Rozdział 10.
Darf mir dein Herz schmelzen...
~*~
Rozmowa, jakoś naturalnie, przeniosła się na tematy stricte powiązane z literaturą. Tego wieczoru był jakoś dziwnie wylewny na ten temat. W pewnym momencie ogarnęła go silna nostalgia – przed oczami widział młodego pisarza śpiącego na swoim biurku, on za to stał gdzieś z boku i, razem z Williamem, zaczytywał się w jego dziele. Taka prosta historia będąca jednocześnie ponadczasowa w swej nieskomplikowanej fabule.
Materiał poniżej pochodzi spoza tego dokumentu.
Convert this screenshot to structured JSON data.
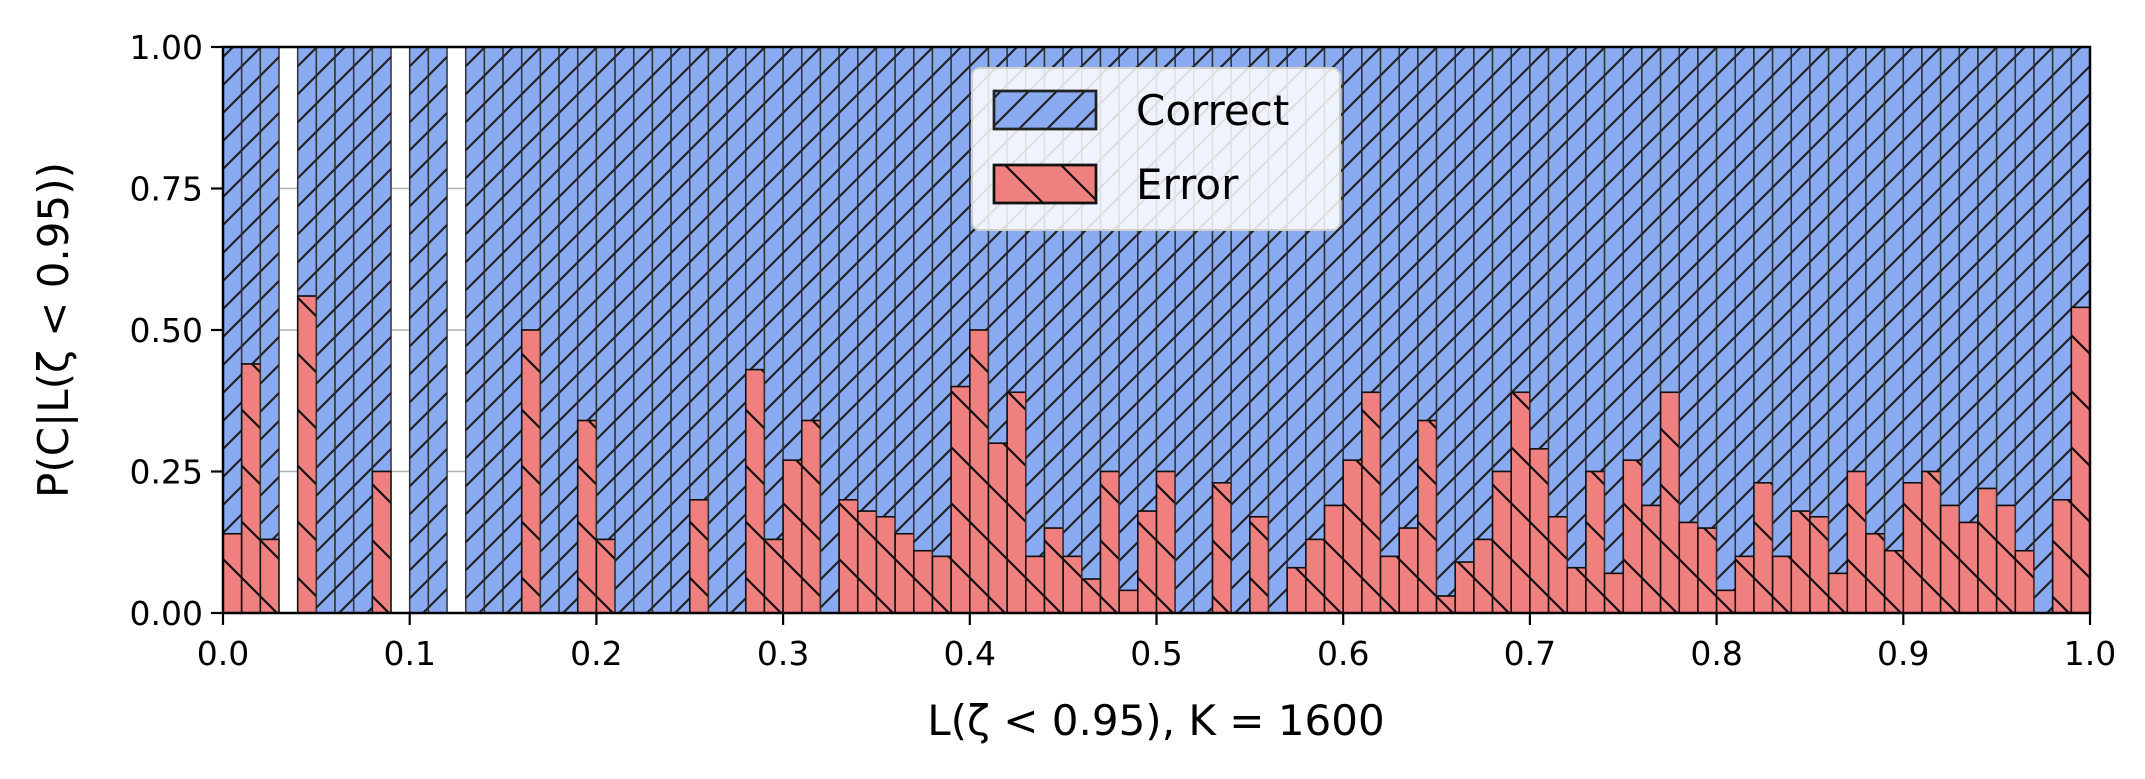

Wszystkie myśli Grella spowolniły, otumanił go panujący w pokoju spokój. Była to jedyna chwila, w której nie myślał ani sekundy nad swoją praca. Wszystkie obowiązki gdzieś zniknęły. Pozostał tylko on sam, siedzący naprzeciwko pewnej uśmiechniętej dziewczyny. W tamtej chwili dostrzegł, że jej uśmiech mógłby poprawić komuś dzień i zapalić wątłą iskierkę radości w sercu pełnym żalu.
– Coś się stało? – zapytał, kiedy zauważył, iż szatynka przygląda mu się z dużym zaciekawieniem.
– Twoje oczy... – wymruczała.
– Coś z nimi nie tak? – dopytał, gdy nie dostał satysfakcjonującej odpowiedzi.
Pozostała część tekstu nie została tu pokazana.